Voters in Saturday’s primary felt the same way, but their idea of who was most electable differed starkly from their predecessors in the 2012 GOP presidential race.

By the end of the contest Saturday, exit polls show Mitt Romney’s reputation as the most electable Republican candidate took a severe blow.

Romney, whose performances in Iowa and South Carolina were spurred in large part by voters who were looking for the candidate best equipped to beat President Obama in November, saw his support among this group plummet in South Carolina.

According to exit polls, nearly half of voters said beating Obama was the main factor in their choice, and among those voters, Gingrich took about half the vote, beating Romney by more than 10 percent.

In Iowa and New Hampshire, by contrast, Romney carried this group by 28 and 51 points, respectively. In the Granite state, Romney won six out of 10 voters who said electability was the most important factor; next was Gingrich at just more than one in 10 voters.

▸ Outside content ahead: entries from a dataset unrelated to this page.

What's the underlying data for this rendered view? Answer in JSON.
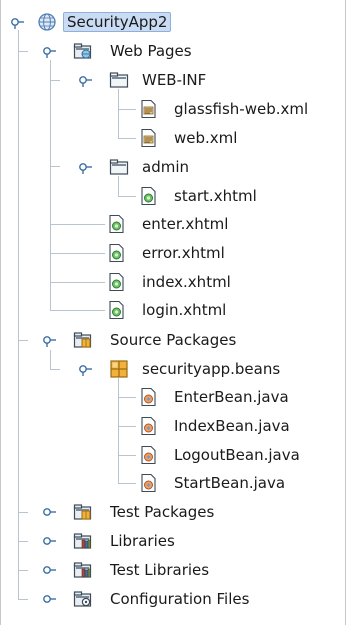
{
  "tree": {
    "root": {
      "label": "SecurityApp2",
      "icon": "globe-icon",
      "state": "expanded",
      "selected": true
    },
    "web_pages": {
      "label": "Web Pages",
      "icon": "web-pages-folder-icon",
      "web_inf": {
        "label": "WEB-INF",
        "files": [
          "glassfish-web.xml",
          "web.xml"
        ]
      },
      "admin": {
        "label": "admin",
        "files": [
          "start.xhtml"
        ]
      },
      "files": [
        "enter.xhtml",
        "error.xhtml",
        "index.xhtml",
        "login.xhtml"
      ]
    },
    "source_packages": {
      "label": "Source Packages",
      "package": {
        "label": "securityapp.beans",
        "files": [
          "EnterBean.java",
          "IndexBean.java",
          "LogoutBean.java",
          "StartBean.java"
        ]
      }
    },
    "test_packages": {
      "label": "Test Packages",
      "state": "collapsed"
    },
    "libraries": {
      "label": "Libraries",
      "state": "collapsed"
    },
    "test_libraries": {
      "label": "Test Libraries",
      "state": "collapsed"
    },
    "config_files": {
      "label": "Configuration Files",
      "state": "collapsed"
    }
  },
  "colors": {
    "selection_bg": "#c9dcf4",
    "selection_border": "#8fb0d8",
    "tree_line": "#b8c4cf",
    "folder_fill": "#e8eef4",
    "package_fill": "#f2b23a"
  }
}
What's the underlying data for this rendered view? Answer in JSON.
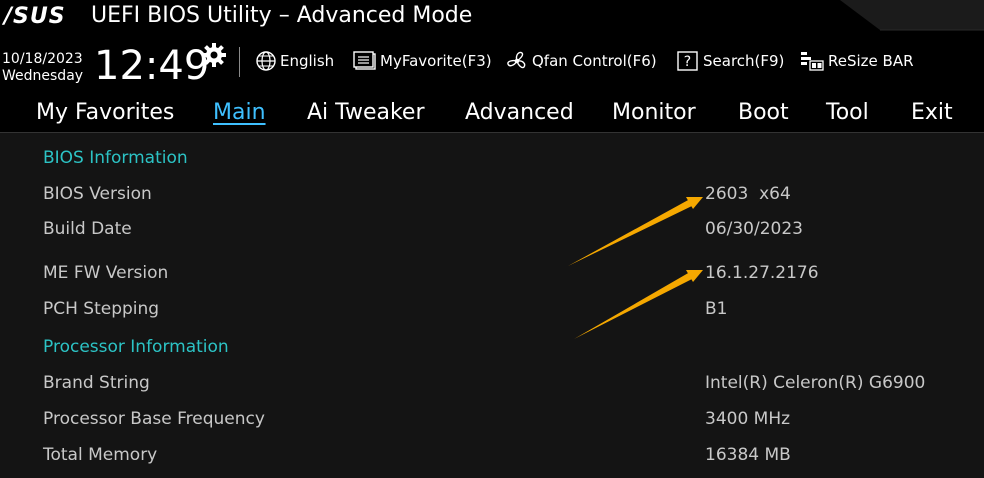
{
  "header": {
    "logo": "/SUS",
    "title": "UEFI BIOS Utility – Advanced Mode",
    "date": "10/18/2023",
    "weekday": "Wednesday",
    "time": "12:49",
    "tools": [
      {
        "icon": "globe-icon",
        "label": "English"
      },
      {
        "icon": "favorites-list-icon",
        "label": "MyFavorite(F3)"
      },
      {
        "icon": "fan-icon",
        "label": "Qfan Control(F6)"
      },
      {
        "icon": "question-box-icon",
        "label": "Search(F9)"
      },
      {
        "icon": "resize-bar-icon",
        "label": "ReSize BAR"
      }
    ]
  },
  "tabs": [
    {
      "label": "My Favorites",
      "active": false
    },
    {
      "label": "Main",
      "active": true
    },
    {
      "label": "Ai Tweaker",
      "active": false
    },
    {
      "label": "Advanced",
      "active": false
    },
    {
      "label": "Monitor",
      "active": false
    },
    {
      "label": "Boot",
      "active": false
    },
    {
      "label": "Tool",
      "active": false
    },
    {
      "label": "Exit",
      "active": false
    }
  ],
  "main": {
    "bios_section": "BIOS Information",
    "bios_rows": [
      {
        "label": "BIOS Version",
        "value": "2603  x64"
      },
      {
        "label": "Build Date",
        "value": "06/30/2023"
      },
      {
        "label": "ME FW Version",
        "value": "16.1.27.2176"
      },
      {
        "label": "PCH Stepping",
        "value": "B1"
      }
    ],
    "processor_section": "Processor Information",
    "processor_rows": [
      {
        "label": "Brand String",
        "value": "Intel(R) Celeron(R) G6900"
      },
      {
        "label": "Processor Base Frequency",
        "value": "3400 MHz"
      },
      {
        "label": "Total Memory",
        "value": "16384 MB"
      }
    ]
  },
  "colors": {
    "active_tab": "#3fc0ff",
    "section_title": "#2cc3c5",
    "annotation_arrow": "#f5a800"
  }
}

South Carolina is just one state, but the fact that what is arguably Romney’s strongest attribute – his electability – has been called into question should be a cause of great concern for his supporters.

All along, as conservatives have balked at embracing the former Massachusetts governor, the counter-argument has been: well, he’s the most conservative candidate who can beat Obama.

Following Gingrich’s strong performance in Monday’s debate, that argument has been undermined.

All of a sudden, voters who were prepared to vote for Romney — he led the state by double digits in the polls a week ago — decided Gingrich is their better hope against Obama.

And if voters in other states start to feel the same way, Romney’s path to victory becomes immensely more difficult.